I “invented” “new” sort algorithm. Well, I understand that I can’t invent something good, so I tried to search it on wikipedia, but all sort algorithms seems like not my. So I have three questions:
- What is name of this algorithm?
- Why it sucks? (best, average and worst time complexity)
- Can I make it more better still using this idea?
So, idea of my algorithm: if we have an array, we can count number of sorted elements and if this number is less that half of length we can reverse array to make it more sorted. And after that we can sort first half and second half of array. In best case, we need only O(n) – if array is totally sorted in good or bad direction. I have some problems with evaluation of average and worst time complexity.
Code on C#:
public static void Reverse(int[] array, int begin, int end) {
int length = end - begin;
for (int i = 0; i < length / 2; i++)
Algorithms.Swap(ref array[begin+i], ref array[begin + length - i - 1]);
}
public static bool ReverseIf(int[] array, int begin, int end) {
int countSorted = 1;
for (int i = begin + 1; i < end; i++)
if (array[i - 1] <= array[i])
countSorted++;
int length = end - begin;
if (countSorted <= length/2)
Reverse(array, begin, end);
if (countSorted == 1 || countSorted == (end - begin))
return true;
else
return false;
}
public static void ReverseSort(int[] array, int begin, int end) {
if (begin == end || begin == end + 1)
return;
// if we use if-operator (not while), then array {2,3,1} transforms in array {2,1,3} and algorithm stop
while (!ReverseIf(array, begin, end)) {
int pivot = begin + (end - begin) / 2;
ReverseSort(array, begin, pivot + 1);
ReverseSort(array, pivot, end);
}
}
public static void ReverseSort(int[] array) {
ReverseSort(array, 0, array.Length);
}
P.S.: Sorry for my English.
The best case is Theta(n), for, e.g., a sorted array. The worst case is Theta(n^2 log n).
Upper bound
Secondary subproblems have a sorted array preceded or succeeded by an arbitrary element. These are O(n log n). If preceded, we do O(n) work, solve a secondary subproblem on the first half and then on the second half, and then do O(n) more work – O(n log n). If succeeded, do O(n) work, sort the already sorted first half (O(n)), solve a secondary subproblem on the second half, do O(n) work, solve a secondary subproblem on the first half, sort the already sorted second half (O(n)), do O(n) work – O(n log n).

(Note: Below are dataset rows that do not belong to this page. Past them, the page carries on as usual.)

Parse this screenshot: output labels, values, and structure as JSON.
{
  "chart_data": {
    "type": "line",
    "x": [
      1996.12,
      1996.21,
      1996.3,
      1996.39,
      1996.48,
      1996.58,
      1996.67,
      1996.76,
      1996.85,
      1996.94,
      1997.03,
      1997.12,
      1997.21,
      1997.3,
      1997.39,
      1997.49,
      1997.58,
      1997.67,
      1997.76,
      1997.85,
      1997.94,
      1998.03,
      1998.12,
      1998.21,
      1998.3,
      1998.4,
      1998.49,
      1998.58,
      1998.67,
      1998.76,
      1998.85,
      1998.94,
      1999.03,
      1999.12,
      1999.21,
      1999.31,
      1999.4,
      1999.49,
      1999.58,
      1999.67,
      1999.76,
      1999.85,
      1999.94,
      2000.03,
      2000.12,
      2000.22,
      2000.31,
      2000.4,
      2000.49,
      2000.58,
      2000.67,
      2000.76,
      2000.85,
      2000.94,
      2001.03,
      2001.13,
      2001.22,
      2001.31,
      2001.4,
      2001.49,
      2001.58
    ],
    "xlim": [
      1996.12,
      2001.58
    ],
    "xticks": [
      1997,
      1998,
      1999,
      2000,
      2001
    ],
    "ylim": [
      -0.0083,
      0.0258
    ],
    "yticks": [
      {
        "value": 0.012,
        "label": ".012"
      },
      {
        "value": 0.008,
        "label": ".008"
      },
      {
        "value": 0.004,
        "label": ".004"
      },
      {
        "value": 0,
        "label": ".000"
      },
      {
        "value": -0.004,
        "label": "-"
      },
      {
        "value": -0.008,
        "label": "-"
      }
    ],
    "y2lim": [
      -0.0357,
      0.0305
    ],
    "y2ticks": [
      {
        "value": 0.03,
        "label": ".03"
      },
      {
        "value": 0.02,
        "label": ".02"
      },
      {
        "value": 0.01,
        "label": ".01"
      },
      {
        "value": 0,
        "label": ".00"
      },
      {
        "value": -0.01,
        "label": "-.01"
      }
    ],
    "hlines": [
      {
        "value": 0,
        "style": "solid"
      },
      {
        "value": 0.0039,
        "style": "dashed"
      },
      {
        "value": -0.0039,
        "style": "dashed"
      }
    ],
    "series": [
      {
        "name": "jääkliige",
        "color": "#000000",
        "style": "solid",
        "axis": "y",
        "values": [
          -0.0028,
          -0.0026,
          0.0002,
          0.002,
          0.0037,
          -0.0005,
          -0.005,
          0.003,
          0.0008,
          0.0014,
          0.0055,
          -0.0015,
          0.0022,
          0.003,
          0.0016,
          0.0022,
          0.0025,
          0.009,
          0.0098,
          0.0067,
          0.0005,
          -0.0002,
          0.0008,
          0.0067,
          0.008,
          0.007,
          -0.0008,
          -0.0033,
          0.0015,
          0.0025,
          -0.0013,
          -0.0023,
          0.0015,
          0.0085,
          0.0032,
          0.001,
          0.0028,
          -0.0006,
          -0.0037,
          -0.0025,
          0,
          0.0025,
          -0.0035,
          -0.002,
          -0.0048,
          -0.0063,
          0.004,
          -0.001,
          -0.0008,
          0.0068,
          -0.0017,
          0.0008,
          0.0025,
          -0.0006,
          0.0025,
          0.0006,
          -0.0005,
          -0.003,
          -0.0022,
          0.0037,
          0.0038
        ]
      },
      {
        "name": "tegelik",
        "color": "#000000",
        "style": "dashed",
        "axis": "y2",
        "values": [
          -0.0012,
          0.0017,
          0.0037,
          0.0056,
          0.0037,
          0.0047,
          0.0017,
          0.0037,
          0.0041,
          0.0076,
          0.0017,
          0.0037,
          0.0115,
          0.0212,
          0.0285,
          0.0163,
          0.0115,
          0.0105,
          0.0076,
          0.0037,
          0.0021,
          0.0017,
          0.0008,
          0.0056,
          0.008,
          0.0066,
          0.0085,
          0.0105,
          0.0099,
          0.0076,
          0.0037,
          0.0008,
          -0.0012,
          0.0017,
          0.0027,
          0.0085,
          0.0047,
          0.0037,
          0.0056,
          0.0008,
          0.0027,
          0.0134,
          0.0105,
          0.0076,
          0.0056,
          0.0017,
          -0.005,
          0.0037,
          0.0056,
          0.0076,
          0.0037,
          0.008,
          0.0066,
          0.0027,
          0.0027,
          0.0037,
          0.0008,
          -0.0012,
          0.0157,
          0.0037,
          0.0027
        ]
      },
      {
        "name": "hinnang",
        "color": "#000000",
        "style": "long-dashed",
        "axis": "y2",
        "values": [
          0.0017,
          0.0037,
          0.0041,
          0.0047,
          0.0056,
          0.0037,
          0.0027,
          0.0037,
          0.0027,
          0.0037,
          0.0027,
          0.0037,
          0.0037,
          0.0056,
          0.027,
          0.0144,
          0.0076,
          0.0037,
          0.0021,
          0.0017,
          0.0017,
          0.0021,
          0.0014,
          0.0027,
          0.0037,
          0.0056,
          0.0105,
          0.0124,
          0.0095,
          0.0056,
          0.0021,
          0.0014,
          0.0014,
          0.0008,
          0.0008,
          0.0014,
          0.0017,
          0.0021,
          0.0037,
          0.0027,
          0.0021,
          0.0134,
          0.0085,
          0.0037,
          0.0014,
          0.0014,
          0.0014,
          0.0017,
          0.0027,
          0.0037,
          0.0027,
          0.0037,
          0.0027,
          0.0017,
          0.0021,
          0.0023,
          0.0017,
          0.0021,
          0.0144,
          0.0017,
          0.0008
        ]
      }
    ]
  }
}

Now, in the general case, we solve two primary subproblems on the two halves and then slowly exchange elements over the pivot using secondary invocations. There are O(n) exchanges necessary, so a straightforward application of the Master Theorem yields a bound of O(n^2 log n).
Lower bound
For k >= 3, we construct an array A(k) of size 2^k recursively using the above analysis as a guide. The bad cases are the arrays [2^k + 1] + A(k).
Let A(3) = [1, …, 8]. This sorted base case keeps
Reversefrom being called.For k > 3, let A(k) = [2^(k-1) + A(k-1)[1], …, 2^(k-1) + A(k-1)[2^(k-1)]] + A(k-1). Note that the primary subproblems of [2^k + 1] + A(k) are equivalent to [2^(k-1) + 1] + A(k-1).
After the primary recursive invocations, the array is [2^(k-1) + 1, …, 2^k, 1, …, 2^(k-1), 2^k + 1]. There are Omega(2^k) elements that have to move Omega(2^k) positions, and each of the secondary invocations that moves an element so far has O(1) sorted subproblems and thus is Omega(n log n).
Clearly more coffee is required – the primary subproblems don’t matter. This makes it not too bad to analyze the average case, which is Theta(n^2 log n) as well.
With constant probability, the first half of the array contains at least half of the least quartile and at least half of the greatest quartile. In this case, regardless of whether
Reversehappens, there are Omega(n) elements that have to move Omega(n) positions via secondary invocations.